The medial temporal lobes (near the sagittal plane) are thought to be involved in encoding declarative long term memory. The medial temporal lobes include the hippocampi, which are essential for memory storage, therefore damage to this area can result in impairment in new memory formation leading to permanent or temporary anterograde amnesia.

==Clinical significance==

===Unilateral temporal lesion===
- Contralateral homonymous upper quadrantanopia (sector anopsia)
- Complex hallucinations (smell, sound, vision, memory)

===Dominant hemisphere===
- Receptive aphasia
  - Wernicke's aphasia
  - Anomic aphasia
- Dyslexia
- Impaired verbal memory
- Word agnosia, word deafness

===Non-dominant hemisphere===
- Impaired non-verbal memory
- Impaired musical skills

===Bitemporal lesions (additional features)===
- Deafness
- Apathy (affective indifference)
- Impaired learning and memory
- Amnesia, Korsakoff syndrome, Klüver–Bucy syndrome

===Damage===
Individuals who suffer from medial temporal lobe damage have a difficult time recalling visual stimuli. This neurotransmission deficit is not due to lacking perception of visual stimuli, but rather to the inability to interpret what is perceived. The most common symptom of inferior temporal lobe damage is visual agnosia, which involves impairment in the identification of familiar objects. Another less common type of inferior temporal lobe damage is prosopagnosia which is an impairment in the recognition of faces and distinction of unique individual facial features.

Damage specifically to the anterior portion of the left temporal lobe can cause savant syndrome.

===Disorders===
Pick's disease, also known as frontotemporal amnesia, is caused by atrophy of the frontotemporal lobe.
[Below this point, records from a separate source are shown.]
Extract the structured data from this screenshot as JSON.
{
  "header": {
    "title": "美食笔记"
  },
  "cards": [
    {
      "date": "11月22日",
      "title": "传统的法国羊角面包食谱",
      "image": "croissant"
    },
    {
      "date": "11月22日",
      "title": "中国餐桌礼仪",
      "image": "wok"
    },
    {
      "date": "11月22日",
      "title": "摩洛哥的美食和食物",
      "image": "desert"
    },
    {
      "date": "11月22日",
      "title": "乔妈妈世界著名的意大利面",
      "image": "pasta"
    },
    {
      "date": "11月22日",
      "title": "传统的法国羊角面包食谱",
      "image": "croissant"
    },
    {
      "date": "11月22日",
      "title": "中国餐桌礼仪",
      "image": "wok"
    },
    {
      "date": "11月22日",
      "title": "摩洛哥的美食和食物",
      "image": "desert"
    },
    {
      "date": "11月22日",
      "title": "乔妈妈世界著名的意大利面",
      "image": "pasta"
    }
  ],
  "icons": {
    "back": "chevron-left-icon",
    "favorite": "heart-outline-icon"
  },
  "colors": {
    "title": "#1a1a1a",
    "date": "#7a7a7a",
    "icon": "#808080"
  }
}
Emotional symptoms include mood changes, which the patient may be unaware of, including poor attention span and aggressive behavior towards themselves or others. Language symptoms include loss of speech, inability to read or write, loss of vocabulary and overall degeneration of motor ability.

Temporal lobe epilepsy is a chronic neurological condition characterized by recurrent seizures; symptoms include a variety of sensory (visual, auditory, olfactory, and gustation) hallucinations, as well as an inability to process semantic and episodic memories.

Schizophrenia is a severe psychotic disorder characterized by severe disorientation. Its most explicit symptom is the perception of external voices in the form of auditory hallucinations. The cause of such hallucinations has been attributed to deficits in the left temporal lobe, specifically within the primary auditory cortex. Decreased gray matter, among other cellular deficits, contribute to spontaneous neural activity that affects the primary auditory cortex as if it were experiencing acoustic auditory input. The misrepresentation of speech in the auditory cortex results in the perception of external voices in the form of auditory hallucinations in schizophrenic patients. Structural and functional MRI techniques have accounted for this neural activity by testing affected and non-affected individuals with external auditory stimuli.